By Nate Raymond
BOSTON (Reuters) – A federal appeals court on Monday restored the convictions of a co-owner and former employee of a Massachusetts compounding pharmacy accused of deceiving regulators before its drugs sparked a deadly fungal meningitis outbreak in 2012.
The 1st U.S. Circuit Court of Appeals in Boston ruled that a judge wrongly found it was legally impossible for New England Compounding Center co-owner Gregory Conigliaro and ex-employee Sharon Carter to defraud the U.S. Food and Drug Administration.
The ruling could clear the way for them to be sentenced. Defense lawyers did not respond to requests for comment.
Conigliaro and Carter were among 14 people associated with NECC who were indicted after mold-tainted steroids it produced sparked a fungal meningitis outbreak that sickened 793 people nationally, including more than 100 who died.

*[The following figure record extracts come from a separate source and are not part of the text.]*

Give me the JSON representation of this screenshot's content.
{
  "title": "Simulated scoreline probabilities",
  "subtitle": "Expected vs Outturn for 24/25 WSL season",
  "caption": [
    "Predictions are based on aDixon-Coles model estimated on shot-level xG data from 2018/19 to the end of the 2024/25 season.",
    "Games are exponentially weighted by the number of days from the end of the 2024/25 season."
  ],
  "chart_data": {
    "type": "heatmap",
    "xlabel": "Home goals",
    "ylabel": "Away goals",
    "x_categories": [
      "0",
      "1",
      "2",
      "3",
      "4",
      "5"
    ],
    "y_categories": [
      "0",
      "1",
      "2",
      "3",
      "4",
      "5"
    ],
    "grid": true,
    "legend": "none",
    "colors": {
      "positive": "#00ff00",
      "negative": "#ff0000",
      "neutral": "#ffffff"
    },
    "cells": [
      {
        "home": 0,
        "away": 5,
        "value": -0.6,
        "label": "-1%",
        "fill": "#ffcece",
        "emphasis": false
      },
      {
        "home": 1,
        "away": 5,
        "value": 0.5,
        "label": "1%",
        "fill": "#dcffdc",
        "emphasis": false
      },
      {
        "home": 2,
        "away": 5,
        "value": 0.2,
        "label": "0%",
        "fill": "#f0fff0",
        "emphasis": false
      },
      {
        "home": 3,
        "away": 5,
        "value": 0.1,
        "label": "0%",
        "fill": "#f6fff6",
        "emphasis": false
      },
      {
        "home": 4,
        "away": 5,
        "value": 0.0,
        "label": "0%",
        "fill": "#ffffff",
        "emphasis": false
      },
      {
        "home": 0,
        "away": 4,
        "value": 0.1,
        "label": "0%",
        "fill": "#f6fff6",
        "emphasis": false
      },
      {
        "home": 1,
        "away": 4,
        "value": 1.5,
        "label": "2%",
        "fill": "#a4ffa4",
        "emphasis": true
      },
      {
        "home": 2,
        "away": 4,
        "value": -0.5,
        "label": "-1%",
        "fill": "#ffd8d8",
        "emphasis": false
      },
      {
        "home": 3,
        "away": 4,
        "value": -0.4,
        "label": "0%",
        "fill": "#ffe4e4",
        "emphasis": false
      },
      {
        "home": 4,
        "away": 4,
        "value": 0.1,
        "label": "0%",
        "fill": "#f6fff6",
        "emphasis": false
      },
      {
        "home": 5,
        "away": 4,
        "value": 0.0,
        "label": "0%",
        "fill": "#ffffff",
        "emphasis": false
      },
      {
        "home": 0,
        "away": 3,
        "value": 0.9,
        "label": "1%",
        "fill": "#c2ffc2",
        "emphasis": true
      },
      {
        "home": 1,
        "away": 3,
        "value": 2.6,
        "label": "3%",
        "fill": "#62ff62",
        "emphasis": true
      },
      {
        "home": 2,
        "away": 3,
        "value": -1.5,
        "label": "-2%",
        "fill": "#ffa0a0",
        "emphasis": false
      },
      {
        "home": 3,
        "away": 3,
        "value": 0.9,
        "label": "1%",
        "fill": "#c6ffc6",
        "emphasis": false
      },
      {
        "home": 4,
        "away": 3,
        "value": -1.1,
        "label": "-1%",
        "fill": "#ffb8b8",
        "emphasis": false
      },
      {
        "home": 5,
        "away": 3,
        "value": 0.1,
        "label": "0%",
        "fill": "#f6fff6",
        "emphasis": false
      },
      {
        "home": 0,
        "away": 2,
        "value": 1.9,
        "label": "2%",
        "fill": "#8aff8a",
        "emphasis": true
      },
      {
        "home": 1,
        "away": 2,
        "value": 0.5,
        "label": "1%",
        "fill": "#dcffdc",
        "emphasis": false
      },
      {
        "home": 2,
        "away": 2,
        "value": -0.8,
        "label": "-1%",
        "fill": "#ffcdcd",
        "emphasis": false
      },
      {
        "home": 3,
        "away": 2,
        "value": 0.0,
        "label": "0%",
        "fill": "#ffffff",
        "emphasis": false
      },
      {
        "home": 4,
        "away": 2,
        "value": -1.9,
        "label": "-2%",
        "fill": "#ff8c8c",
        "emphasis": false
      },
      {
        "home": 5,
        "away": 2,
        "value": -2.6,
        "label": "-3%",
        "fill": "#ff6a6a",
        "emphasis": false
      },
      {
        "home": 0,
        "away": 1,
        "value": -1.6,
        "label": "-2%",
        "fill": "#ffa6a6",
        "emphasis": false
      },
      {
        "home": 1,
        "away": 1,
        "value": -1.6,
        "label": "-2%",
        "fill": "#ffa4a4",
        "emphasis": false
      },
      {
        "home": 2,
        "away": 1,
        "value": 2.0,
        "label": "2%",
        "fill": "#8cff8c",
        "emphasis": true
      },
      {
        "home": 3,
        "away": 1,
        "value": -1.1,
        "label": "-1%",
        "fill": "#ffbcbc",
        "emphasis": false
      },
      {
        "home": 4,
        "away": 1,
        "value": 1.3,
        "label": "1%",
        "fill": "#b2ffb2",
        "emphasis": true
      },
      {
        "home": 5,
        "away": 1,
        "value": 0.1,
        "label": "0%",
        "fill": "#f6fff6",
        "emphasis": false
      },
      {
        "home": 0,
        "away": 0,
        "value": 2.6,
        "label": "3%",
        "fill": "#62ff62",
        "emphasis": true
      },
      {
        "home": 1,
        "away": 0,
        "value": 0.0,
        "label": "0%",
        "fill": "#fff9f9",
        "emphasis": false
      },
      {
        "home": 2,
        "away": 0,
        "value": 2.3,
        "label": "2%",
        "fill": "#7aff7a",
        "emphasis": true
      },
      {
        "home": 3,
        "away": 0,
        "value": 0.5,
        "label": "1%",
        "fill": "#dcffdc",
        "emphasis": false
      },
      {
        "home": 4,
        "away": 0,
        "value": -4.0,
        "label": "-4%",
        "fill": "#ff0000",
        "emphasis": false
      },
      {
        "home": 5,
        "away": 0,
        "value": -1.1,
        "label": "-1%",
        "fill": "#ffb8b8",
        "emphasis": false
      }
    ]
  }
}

The defendants included Barry Cadden, NECC’s ex-president and co-founder, and Glenn Chin, its former supervisory pharmacist, who were convicted of racketeering and fraud and are serving prison sentences of 14-1/2 and 10-1/2 years, respectively.
Unlike Cadden and Chin, Conigliaro and Carter were not charged with playing a direct role in the outbreak.
A federal jury in 2018 instead found them guilty of misleading the FDA into thinking Framingham, Massachusetts-based NECC was operating like a conventional pharmacy that should be subject to state oversight, rather than a drug manufacturer.
State-regulated compounding pharmacies produce customized drugs pursuant to patient-specific prescriptions. But prosecutors said NECC was actually a drug manufacturer making medications in bulk without valid prescriptions.
U.S. District Judge Richard Stearns said the FDA at the time was unsure it could regulate compounding pharmacies like NECC and was as a result not doing so, making it impossible to impede the agency’s functions.
But U.S. Circuit Judge David Barron, writing for Monday’s three-judge panel, said Stearns never identified any instance in which the FDA disavowed authority to treat a compounding pharmacy as a manufacturer subject to heightened oversight.